Wakil Ketua MKRI, Anwar
Usman, S.H.,MH., yang menerima pernyataan sikap insan pers mengaku belum bisa
memberikan komentar. Menurutnya, meskipun UU MD3 ini belum ditandatangani oleh
Presiden tapi sudah ada 3 permohonan judicial
review, tetapi jika sampai 30 hari setelah ditetapkan DPR belum
ditandatangani maka UU MD3 tersebut tetap berlaku.
Anwar mengapresiasi
peserta sosialisasi dari kalangan wartawan yang sangat antusias mengikuti
rangkaian kegiatan demi meningkatan pemahaman hak konstitusional warga
negara
"Saya akan
menyampaikan ke Ketua dan Sekjen agar sosialisasi ini tidak sekali ini saja,
tapi terus berlanjut kedepannya, karena saya sepakat mau mau dibawa kemana
gelap dan terangnya dunia ini, ada di pena bapak-ibu sekalian (wartawan).
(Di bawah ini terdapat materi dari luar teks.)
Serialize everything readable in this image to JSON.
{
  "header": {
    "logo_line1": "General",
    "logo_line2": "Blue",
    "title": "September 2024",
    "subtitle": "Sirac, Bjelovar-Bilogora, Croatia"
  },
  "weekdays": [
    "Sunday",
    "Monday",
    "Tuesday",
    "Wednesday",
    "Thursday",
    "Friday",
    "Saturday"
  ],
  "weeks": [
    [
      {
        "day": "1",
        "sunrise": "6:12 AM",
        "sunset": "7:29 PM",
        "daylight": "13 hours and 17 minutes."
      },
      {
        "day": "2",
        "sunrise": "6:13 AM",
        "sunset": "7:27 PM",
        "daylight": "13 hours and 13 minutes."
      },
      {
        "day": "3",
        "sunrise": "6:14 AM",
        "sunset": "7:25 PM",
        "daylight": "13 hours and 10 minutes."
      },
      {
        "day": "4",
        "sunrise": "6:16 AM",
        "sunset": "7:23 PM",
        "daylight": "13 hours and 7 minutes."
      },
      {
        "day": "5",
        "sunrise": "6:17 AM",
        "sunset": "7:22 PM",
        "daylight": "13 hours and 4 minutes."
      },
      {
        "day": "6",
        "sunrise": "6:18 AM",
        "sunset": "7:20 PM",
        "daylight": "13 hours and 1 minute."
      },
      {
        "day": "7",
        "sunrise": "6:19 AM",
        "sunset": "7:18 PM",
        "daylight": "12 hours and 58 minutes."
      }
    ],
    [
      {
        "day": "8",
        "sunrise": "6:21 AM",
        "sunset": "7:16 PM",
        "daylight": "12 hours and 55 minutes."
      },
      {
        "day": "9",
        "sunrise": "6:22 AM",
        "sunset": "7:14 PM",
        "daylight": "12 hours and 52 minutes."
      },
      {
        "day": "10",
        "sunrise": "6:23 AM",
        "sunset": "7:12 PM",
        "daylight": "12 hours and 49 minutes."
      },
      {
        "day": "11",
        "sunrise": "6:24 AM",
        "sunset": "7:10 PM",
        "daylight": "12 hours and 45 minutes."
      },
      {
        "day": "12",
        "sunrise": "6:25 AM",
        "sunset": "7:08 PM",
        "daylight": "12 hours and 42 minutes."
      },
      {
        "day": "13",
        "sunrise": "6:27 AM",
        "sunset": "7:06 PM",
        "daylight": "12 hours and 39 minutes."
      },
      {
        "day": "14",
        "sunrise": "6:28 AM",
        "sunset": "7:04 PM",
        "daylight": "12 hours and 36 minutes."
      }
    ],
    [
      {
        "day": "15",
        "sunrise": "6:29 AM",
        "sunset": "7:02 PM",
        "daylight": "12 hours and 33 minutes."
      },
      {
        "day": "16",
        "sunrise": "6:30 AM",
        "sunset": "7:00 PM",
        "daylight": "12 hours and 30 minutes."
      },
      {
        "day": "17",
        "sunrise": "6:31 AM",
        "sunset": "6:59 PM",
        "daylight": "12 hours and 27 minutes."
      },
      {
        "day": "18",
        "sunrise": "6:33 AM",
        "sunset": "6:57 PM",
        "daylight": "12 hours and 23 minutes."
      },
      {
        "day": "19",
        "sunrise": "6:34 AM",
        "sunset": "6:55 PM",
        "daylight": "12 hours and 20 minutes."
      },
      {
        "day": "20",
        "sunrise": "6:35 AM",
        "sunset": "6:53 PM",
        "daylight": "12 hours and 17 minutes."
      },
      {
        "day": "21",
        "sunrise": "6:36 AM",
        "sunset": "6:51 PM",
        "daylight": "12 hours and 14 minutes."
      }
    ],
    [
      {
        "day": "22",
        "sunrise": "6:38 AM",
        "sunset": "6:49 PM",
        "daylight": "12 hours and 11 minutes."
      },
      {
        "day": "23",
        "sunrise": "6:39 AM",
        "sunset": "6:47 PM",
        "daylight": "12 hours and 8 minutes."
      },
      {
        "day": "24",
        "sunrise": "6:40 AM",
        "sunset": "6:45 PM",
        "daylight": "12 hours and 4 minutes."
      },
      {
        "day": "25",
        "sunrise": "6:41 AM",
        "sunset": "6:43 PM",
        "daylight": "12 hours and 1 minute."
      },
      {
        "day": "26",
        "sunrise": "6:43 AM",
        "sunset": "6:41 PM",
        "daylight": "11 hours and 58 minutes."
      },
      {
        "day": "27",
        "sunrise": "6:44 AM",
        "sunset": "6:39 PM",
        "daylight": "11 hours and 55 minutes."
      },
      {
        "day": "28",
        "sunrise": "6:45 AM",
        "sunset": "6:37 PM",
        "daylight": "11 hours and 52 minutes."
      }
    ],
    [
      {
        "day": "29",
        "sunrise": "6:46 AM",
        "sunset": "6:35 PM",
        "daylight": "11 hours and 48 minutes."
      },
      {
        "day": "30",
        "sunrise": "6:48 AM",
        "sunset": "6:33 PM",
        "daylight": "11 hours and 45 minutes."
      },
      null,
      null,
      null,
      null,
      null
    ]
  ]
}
Saya
berharap bapak ibu menjadi tunas-tunas konstitusi yang terus mengawal demokrasi
seningga terwujudnya masyarakat yang adil dan makmur," tegasnya.
Wakil Ketua Dewan Pers,
Ahmad Djauhar menegaskan, Dewan Pers secara kelembagaan juga telah menyatakan
sikap menolak revisi Undang-undang MD3. Dewan Pers menilai revisi UU MD3 ini
membuat blunder terhadap kerja kalangan pers dan lebih kejam dari era kolonial.
Saat ini kerja kalangan
pers dibayang-bayangi hadirnya revisi UU MD3. Dikatakan Djauhar, dengan adanya
UU MD3 Kalangan DPR berusaha membatasi ruang gerak pers untuk melakukan kontrol
sosial.
"Pers, jangan
dijadikan pesakitan tetapi harus diberi ruang kritik bukan dibatasi,"
tegasnya. (dimas)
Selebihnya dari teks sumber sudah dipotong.